A similar obligation could be applied to pay-when-paid. Subcontractors have always been able to argue that failure by the main contractor to press its own payment entitlement is not Good Faith performance. Now, they might also argue that this failure is relevant to the reasonableness assessment in the Qatari Court judgment.  

This ruling will certainly help subcontractors who have waited beyond what they consider to be a reasonable period to get paid. And surely there is no harm in main contractors understanding that, at some point, that time will come and payment must be made regardless of their own position in the main contract.
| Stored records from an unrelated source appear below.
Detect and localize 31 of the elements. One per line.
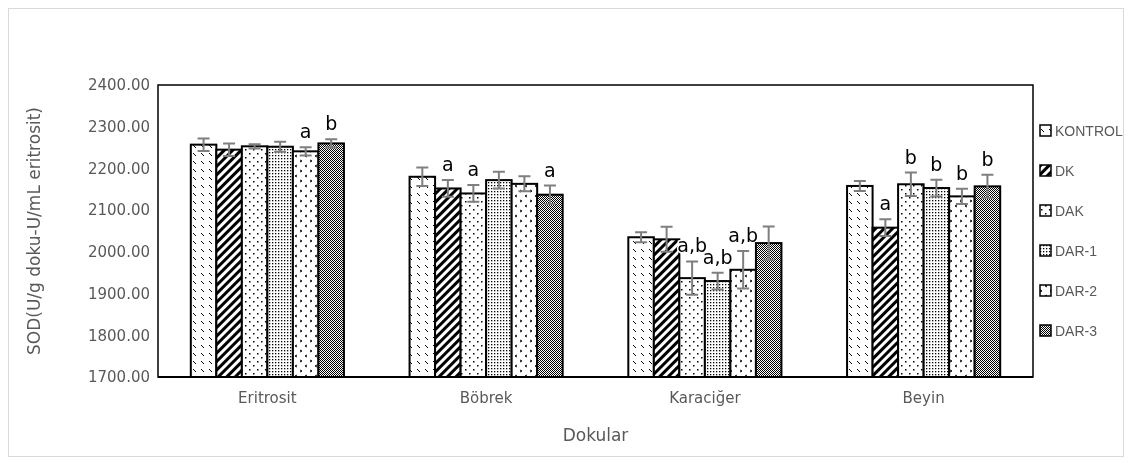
y-tick-label: 2100.00 bbox=[87, 201, 150, 220]
y-tick-label: 1800.00 bbox=[87, 326, 150, 345]
x-tick-label: Karaciğer bbox=[669, 389, 742, 407]
legend-label: DAK bbox=[1055, 202, 1085, 219]
data-label: a bbox=[879, 192, 892, 215]
data-label: a,b bbox=[728, 224, 759, 247]
y-tick-label: 2300.00 bbox=[87, 117, 150, 136]
data-label: a bbox=[467, 158, 480, 181]
legend-label: DAR-2 bbox=[1055, 282, 1098, 299]
x-tick-label: Beyin bbox=[902, 389, 945, 407]
y-tick-label: 1700.00 bbox=[87, 368, 150, 387]
data-label: a bbox=[442, 153, 454, 176]
legend-label: DAR-1 bbox=[1055, 242, 1098, 259]
data-label: b bbox=[930, 152, 943, 175]
y-tick-label: 2000.00 bbox=[87, 243, 150, 262]
data-label: b bbox=[955, 161, 968, 184]
y-tick-label: 1900.00 bbox=[87, 284, 150, 303]
x-tick-label: Böbrek bbox=[459, 389, 513, 407]
data-label: a bbox=[544, 158, 556, 181]
legend-label: DK bbox=[1055, 162, 1076, 179]
legend-label: DAR-3 bbox=[1055, 322, 1098, 339]
y-tick-label: 2200.00 bbox=[87, 159, 150, 178]
data-label: b bbox=[981, 147, 994, 170]
x-tick-label: Eritrosit bbox=[238, 389, 297, 407]
data-label: b bbox=[904, 145, 917, 168]
data-label: a bbox=[299, 120, 312, 143]
y-tick-label: 2400.00 bbox=[87, 76, 150, 95]
y-axis-title: SOD(U/g doku-U/mL eritrosit) bbox=[24, 106, 44, 356]
legend-label: KONTROL bbox=[1055, 122, 1123, 139]
x-axis-title: Dokular bbox=[562, 425, 629, 445]
data-label: b bbox=[325, 112, 338, 135]
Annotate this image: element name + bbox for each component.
A final thought: pay-when-paid is really a symptom. It is mostly used, I suggest, because main contractors have insufficient certainty as to their own prospects of getting paid in full and on time under main contracts. So how can payment certainty be strengthened at main contract level? It can be addressed through statute; and this is the thinking behind the legislation in several jurisdictions. In the UK, a single piece of legislation outlawed pay-when-paid and, at the same time, required that construction contracts (at all tiers) include timed obligations on the paying party, in receipt of a payment application, to notify its valuation of that application and any intention to deduct money from the sum to be paid, together with fixed dates for making that payment. The idea is to force transparency about what will be paid, and when, by making the paying party state its intentions. And if they don’t, the sum payable is the sum applied for.

 

* Dubai-based Stuart Jordan is the Global Head of Construction for Baker Botts, a leading international law firm.  He has extensive experience in the Middle East, Russia and the UK.